Par contre, le Jury n’a pas cédé à la pression médiatique transalpine, qui poussait, le poussif «Mektoub, my Love» du très attendu Abdelatif Kechiche… Un long clip, avec les «ingrédients», lassant à la longue, qui étouffe, une histoire, que l’on se surprend à chercher à la bougie, dans le vacarme assourdissant de dancings qui se ressemblent tous… Ce qui fera sans doute des économies aux décorateurs et dont profitera aussi le budget «Costumes», tant les centimètres carrés ont été réduits à l’extrême, ce qui aura par contre des effets, négatifs, sur l’argument même du film, qui au bout de trois heures de «récit» erratique, débouchera sur une séquence, finale qui serait en fait le teaser de la deuxième partie du triptyque déjà annoncé.
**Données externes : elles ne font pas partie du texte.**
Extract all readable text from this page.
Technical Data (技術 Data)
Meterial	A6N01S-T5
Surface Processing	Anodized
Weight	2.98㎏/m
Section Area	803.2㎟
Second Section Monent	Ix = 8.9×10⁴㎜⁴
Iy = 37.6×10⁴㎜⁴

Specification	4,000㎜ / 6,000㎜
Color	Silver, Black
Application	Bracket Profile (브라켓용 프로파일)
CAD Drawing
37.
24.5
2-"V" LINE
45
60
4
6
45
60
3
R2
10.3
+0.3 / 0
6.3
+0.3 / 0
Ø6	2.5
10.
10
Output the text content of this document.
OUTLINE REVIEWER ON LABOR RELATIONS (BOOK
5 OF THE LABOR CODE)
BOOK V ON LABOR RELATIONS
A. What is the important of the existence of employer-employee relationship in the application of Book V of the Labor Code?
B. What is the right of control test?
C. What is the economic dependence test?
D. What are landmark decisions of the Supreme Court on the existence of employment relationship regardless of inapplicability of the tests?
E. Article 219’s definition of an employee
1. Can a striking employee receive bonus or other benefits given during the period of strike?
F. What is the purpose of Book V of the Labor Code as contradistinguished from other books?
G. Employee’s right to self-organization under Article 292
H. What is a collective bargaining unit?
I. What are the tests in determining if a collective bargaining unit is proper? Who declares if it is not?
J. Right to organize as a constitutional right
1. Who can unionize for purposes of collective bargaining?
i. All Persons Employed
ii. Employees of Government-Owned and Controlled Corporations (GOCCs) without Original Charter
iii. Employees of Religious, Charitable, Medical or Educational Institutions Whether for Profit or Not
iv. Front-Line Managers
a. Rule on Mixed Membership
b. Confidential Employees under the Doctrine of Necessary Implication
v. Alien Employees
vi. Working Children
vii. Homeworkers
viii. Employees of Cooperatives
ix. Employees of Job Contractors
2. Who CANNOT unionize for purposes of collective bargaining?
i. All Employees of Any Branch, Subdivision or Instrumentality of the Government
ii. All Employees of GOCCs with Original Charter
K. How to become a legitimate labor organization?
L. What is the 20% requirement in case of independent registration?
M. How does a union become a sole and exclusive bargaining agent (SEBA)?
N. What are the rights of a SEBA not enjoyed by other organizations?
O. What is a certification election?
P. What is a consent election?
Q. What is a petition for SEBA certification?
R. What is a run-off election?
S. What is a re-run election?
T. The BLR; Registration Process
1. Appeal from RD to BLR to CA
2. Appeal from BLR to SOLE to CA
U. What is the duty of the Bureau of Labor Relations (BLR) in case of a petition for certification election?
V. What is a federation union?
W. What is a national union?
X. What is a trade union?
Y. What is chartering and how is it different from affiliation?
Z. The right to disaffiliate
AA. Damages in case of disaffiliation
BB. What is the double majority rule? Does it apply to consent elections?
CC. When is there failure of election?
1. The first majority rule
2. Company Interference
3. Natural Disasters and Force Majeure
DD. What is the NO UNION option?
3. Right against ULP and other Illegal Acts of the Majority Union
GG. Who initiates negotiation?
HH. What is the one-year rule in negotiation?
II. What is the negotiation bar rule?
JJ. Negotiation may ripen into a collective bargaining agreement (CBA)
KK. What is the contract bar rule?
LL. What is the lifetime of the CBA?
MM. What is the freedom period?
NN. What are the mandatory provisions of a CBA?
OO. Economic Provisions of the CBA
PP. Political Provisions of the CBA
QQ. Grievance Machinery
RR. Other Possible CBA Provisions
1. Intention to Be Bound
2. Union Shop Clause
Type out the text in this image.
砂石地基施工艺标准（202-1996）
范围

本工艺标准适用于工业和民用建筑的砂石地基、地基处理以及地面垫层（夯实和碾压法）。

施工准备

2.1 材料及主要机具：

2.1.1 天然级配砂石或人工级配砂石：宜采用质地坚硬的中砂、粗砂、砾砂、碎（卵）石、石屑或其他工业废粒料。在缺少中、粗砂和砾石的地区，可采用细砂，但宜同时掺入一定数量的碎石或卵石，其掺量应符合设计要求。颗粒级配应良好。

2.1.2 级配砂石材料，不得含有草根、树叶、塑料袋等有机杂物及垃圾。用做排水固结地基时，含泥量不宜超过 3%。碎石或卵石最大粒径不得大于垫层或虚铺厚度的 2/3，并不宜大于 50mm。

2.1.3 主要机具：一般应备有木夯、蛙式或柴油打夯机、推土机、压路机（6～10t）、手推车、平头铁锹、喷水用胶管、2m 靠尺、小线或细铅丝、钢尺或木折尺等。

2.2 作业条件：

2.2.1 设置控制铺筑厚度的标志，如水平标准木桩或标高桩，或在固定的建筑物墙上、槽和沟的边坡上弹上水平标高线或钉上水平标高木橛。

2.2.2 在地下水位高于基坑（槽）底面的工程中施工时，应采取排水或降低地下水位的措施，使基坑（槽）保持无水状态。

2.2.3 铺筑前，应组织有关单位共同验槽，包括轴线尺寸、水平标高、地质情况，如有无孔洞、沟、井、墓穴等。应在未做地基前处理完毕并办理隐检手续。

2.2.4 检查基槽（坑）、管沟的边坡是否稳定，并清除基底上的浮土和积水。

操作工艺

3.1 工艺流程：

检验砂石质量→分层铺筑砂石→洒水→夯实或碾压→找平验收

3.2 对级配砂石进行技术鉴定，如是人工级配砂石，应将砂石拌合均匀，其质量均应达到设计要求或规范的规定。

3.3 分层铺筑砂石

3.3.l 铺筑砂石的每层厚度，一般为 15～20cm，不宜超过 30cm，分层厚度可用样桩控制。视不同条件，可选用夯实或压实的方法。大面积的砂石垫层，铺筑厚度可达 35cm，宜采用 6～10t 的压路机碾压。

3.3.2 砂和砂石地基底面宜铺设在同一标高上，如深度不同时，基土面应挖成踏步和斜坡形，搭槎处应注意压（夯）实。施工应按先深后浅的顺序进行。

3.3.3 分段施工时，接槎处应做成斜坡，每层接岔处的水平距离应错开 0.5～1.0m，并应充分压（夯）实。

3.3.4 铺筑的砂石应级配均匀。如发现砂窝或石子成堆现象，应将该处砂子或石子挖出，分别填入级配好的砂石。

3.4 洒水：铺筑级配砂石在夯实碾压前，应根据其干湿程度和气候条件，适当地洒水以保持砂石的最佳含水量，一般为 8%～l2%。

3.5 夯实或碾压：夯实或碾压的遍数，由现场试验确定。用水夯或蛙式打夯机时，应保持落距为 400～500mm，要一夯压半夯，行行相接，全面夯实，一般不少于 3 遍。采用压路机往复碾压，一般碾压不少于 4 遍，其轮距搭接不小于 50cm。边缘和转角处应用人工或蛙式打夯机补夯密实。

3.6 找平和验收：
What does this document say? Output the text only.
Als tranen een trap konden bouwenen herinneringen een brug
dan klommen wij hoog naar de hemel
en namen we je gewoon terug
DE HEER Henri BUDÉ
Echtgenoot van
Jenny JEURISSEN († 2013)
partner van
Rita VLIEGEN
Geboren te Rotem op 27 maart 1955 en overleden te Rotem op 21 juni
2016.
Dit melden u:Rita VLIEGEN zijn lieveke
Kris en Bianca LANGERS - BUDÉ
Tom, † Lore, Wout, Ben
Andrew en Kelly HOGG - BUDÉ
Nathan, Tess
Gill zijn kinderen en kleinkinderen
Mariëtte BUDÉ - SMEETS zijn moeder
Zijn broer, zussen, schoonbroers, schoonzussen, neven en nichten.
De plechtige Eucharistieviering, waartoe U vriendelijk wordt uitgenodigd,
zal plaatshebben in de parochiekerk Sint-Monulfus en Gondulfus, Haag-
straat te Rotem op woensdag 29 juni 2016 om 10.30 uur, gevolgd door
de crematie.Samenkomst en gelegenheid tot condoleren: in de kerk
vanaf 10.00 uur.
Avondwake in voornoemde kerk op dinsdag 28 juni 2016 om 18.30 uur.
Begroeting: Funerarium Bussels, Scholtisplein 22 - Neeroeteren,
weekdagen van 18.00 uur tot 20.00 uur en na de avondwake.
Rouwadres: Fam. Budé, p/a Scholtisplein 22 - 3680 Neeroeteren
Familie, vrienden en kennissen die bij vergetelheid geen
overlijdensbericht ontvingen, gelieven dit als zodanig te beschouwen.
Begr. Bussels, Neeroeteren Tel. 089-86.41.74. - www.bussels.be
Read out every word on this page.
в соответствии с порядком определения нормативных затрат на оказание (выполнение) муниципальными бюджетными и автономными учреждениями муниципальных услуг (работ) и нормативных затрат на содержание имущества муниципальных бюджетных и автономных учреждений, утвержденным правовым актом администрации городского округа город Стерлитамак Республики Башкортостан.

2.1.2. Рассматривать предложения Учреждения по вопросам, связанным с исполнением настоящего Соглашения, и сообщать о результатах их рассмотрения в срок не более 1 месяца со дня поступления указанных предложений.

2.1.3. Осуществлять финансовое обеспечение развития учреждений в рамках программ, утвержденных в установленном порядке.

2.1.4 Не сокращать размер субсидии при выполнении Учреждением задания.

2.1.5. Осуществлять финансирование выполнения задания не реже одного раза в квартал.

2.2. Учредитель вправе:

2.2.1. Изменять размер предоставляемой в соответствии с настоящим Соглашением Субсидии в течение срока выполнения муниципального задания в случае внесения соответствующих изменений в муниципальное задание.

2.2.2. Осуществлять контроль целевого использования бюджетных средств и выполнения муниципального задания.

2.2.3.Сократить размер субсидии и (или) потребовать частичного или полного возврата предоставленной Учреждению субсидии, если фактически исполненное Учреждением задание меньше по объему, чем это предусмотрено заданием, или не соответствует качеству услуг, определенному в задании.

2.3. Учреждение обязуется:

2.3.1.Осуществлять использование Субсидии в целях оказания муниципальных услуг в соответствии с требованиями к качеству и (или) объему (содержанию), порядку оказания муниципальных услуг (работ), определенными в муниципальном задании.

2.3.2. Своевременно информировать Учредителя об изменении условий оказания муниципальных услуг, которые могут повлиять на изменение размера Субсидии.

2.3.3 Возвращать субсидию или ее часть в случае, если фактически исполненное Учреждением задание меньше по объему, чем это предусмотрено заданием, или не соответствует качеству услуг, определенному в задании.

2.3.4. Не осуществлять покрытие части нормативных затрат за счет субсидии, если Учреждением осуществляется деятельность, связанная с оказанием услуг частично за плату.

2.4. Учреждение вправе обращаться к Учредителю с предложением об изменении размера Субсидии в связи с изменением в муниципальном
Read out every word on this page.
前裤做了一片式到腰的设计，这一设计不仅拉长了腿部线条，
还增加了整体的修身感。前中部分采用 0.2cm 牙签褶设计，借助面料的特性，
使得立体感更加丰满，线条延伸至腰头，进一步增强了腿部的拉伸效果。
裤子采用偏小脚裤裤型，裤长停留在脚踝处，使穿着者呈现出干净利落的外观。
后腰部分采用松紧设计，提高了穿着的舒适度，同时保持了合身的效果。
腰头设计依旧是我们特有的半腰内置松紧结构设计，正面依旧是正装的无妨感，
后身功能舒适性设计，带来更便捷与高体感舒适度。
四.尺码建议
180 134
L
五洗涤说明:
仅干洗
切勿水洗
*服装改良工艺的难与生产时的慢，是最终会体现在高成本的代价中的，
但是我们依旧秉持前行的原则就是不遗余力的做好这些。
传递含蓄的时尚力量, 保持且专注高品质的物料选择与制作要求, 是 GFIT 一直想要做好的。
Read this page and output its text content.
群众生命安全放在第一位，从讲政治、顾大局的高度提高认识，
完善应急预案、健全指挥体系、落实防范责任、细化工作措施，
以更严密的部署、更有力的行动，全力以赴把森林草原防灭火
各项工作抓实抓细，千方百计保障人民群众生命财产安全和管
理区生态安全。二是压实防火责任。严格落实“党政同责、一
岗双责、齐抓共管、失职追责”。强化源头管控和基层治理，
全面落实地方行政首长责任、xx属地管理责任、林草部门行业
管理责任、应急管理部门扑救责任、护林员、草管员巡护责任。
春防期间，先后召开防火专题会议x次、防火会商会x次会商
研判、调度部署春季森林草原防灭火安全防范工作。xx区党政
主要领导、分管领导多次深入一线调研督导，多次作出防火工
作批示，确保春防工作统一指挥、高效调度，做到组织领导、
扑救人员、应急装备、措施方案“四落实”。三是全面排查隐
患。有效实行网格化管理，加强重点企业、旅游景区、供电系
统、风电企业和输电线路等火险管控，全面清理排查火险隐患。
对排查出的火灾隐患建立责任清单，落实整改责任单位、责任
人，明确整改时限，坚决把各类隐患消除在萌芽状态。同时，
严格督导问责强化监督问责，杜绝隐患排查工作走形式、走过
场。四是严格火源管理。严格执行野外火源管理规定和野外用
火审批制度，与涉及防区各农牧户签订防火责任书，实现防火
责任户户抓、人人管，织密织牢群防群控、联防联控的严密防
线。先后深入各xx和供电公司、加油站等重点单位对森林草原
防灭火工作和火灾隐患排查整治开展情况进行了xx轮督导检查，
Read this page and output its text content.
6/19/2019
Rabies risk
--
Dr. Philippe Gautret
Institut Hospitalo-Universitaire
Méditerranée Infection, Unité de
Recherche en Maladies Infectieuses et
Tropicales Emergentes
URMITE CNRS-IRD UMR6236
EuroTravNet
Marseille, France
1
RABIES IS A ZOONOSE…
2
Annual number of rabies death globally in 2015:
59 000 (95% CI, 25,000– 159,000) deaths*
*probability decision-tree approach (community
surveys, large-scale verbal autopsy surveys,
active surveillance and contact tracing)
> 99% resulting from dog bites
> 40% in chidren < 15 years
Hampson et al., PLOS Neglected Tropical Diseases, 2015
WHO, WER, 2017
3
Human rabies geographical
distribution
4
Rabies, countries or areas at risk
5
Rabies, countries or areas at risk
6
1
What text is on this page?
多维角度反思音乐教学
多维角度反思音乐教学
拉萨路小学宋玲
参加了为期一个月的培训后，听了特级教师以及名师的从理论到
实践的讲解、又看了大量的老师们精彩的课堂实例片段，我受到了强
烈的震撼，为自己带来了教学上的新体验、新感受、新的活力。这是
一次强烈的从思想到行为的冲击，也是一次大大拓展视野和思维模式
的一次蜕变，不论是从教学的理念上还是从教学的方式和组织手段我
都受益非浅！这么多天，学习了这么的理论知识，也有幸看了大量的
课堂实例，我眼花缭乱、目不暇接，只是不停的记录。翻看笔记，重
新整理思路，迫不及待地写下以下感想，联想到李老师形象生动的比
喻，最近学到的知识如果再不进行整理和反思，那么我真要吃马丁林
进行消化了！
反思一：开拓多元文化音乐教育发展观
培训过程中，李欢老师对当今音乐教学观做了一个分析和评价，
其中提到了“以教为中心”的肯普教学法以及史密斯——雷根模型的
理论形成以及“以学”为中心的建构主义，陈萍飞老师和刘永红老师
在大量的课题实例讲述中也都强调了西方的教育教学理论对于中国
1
En attendant, Kechiche, qui a été obligé de s’autoproduire, semble s’être tiré, avec ce film, une balle au pied…

Seul, espoir quand même, pourvu qu’elle soit à blanc! C’est tout le mal que l’on souhaite à ce cinéaste, que l’on sait pourtant surdoué, mais qui semble être parti en roue libre, cette fois… D’une autre façon, au plus keatonien des cinéastes marocains, Faouzi Bensaïdi, il est arrivé presque la même chose, avec «Volubilis», présenté à «Orrizonte»… En voulant faire un film dénonciateur du mépris que cultiverait la bourgeoisie marocaine à l’encontre du prolétariat du Royaume, le cinéaste meknessi, a gardé ses gants (blancs) et nous maintenant nous aussi à distance, presqu’indifférent, au sort, pourtant, révoltant de ce jeune couple aux prises avec des employeurs aussi impitoyables qu’arrogants…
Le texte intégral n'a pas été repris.